I use the Arduino IDE for almost all of my microcontroller coding. It is a simple editor without a great debugger built in. This means that for most of us, we start putting in a lot of print statements just to help with debugging. All this extra code is great for debugging but is not great in production (the finished code). This is because it uses up a lot of precious memory and code space, make your code more complicated, and slows things down a bit.
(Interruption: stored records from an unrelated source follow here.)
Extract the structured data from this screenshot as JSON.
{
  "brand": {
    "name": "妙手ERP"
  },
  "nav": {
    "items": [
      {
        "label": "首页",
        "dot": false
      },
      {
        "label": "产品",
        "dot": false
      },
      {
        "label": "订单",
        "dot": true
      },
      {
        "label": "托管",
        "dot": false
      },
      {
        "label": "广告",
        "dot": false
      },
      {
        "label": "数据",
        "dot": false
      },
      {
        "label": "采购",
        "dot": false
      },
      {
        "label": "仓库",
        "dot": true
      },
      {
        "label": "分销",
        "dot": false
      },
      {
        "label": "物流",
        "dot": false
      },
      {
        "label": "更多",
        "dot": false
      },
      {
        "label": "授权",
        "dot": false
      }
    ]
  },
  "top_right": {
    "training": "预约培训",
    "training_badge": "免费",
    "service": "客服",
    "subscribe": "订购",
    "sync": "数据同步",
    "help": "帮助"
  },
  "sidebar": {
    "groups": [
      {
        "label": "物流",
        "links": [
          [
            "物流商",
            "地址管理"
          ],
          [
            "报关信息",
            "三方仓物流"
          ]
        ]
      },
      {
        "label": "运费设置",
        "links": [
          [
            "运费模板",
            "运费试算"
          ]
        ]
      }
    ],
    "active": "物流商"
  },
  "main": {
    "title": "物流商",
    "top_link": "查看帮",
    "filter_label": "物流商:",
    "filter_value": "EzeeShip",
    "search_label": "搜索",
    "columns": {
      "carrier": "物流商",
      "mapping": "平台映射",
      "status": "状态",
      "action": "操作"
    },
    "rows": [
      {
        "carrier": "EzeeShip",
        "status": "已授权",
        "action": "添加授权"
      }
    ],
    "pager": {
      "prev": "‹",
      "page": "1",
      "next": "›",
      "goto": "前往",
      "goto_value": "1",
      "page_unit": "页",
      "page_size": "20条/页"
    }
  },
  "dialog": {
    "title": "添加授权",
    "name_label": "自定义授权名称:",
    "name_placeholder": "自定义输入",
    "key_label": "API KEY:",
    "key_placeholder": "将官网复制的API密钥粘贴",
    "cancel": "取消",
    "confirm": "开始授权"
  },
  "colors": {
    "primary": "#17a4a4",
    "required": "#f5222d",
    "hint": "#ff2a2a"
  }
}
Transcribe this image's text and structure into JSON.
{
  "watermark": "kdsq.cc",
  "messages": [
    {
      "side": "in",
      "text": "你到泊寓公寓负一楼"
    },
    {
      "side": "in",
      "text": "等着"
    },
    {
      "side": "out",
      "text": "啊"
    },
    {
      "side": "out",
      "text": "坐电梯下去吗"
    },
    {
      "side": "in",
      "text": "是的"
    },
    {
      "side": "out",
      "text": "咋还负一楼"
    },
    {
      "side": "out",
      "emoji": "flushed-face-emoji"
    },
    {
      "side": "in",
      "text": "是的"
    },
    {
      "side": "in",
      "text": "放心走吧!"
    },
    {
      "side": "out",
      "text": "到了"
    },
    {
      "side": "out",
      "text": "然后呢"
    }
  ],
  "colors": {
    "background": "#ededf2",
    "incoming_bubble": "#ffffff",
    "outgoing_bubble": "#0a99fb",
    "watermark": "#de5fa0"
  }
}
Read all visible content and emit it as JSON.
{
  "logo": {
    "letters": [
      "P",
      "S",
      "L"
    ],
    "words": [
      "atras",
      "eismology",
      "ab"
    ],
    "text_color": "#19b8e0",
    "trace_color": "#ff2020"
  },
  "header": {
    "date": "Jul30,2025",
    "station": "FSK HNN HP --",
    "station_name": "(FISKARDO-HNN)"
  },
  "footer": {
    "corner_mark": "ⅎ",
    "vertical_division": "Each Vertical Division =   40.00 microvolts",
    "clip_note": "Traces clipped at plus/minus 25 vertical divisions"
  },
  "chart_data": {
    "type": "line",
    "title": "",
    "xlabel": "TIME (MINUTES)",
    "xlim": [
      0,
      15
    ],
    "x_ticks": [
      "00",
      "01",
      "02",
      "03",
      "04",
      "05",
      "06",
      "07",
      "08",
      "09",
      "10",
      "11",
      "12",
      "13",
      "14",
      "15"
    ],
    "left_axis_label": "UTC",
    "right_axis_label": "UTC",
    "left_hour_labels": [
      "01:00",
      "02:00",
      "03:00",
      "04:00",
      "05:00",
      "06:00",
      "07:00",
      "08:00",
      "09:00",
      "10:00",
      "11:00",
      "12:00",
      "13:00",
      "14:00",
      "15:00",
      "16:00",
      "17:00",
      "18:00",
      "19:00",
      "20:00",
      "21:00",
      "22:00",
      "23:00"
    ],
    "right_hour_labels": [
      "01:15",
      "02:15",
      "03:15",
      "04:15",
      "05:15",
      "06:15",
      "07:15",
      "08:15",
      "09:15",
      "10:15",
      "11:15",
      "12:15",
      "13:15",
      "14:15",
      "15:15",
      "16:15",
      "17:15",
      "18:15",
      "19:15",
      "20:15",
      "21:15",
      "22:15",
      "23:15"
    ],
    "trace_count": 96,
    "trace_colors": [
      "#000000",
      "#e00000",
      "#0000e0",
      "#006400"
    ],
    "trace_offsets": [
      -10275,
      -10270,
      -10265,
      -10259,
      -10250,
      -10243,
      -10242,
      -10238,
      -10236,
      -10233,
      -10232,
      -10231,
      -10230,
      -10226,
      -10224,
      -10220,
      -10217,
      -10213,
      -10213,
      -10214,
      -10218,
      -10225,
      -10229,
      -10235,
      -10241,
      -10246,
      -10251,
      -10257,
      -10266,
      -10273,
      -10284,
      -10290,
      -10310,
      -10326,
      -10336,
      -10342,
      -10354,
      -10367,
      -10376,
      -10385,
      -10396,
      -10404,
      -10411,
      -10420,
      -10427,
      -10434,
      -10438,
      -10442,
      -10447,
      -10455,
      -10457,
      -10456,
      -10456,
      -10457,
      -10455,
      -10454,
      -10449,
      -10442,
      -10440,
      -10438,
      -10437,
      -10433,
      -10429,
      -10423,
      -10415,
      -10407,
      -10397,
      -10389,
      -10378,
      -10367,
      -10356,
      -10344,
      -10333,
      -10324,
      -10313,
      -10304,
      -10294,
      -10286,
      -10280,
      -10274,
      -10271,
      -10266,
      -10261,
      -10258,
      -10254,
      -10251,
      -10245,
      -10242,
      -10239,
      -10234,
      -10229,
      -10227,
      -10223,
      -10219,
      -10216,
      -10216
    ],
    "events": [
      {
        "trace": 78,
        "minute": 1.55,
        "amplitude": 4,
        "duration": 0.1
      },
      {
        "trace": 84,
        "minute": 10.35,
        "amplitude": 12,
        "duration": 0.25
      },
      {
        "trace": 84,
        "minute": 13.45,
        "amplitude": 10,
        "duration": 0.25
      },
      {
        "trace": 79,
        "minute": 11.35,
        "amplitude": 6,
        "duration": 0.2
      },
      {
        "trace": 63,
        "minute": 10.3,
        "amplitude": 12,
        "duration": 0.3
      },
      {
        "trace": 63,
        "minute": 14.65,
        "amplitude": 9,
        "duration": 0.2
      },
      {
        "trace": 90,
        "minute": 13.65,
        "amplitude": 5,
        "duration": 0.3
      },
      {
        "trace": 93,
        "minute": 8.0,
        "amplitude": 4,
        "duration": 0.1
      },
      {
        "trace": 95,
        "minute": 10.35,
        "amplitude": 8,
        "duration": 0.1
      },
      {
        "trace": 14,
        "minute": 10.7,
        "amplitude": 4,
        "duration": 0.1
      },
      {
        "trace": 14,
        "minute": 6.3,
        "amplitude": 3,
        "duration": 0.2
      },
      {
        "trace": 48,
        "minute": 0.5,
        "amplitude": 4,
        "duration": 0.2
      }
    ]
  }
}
The best way would be to create all those print statement so that they can be there when you are working on the code but removed when you create the final version. In comes compiler macros to solve this problem. Compiler macros allows you to create code that can be dependant or changed when the code is compiled. In this case, added or removed at compile time depending on what you want.
I alway put the following code at the top of my Arduino sketches:
#define __DEBUG__ // Comment out to turn off debuging
#ifdef __DEBUG__
#define DEBUG(s) { Serial.print(F(s)); }
#define DEBUGVAR(s,v) { Serial.print(F(s)); Serial.print(v); }
#define DEBUGHEX(s,v) { Serial.print(F(s)); Serial.print(F("0x")); Serial.print(v, HEX); }
#else
#define DEBUG(s)
#define DEBUGVAR(s,v)
#define DEBUGHEX(s,v)
#endif
Then in my code I can liberally add in some DEBUG lines throughout the code list this.
DEBUG("This is a debug message.\n")
With debugging turned on then the message above will be printed out on the serial console. If you comment out the #define __DEBUG__ first line, then it will not be compiled in. Work with __DEBUG__ turned on and when you are ready for production code, then comment it out.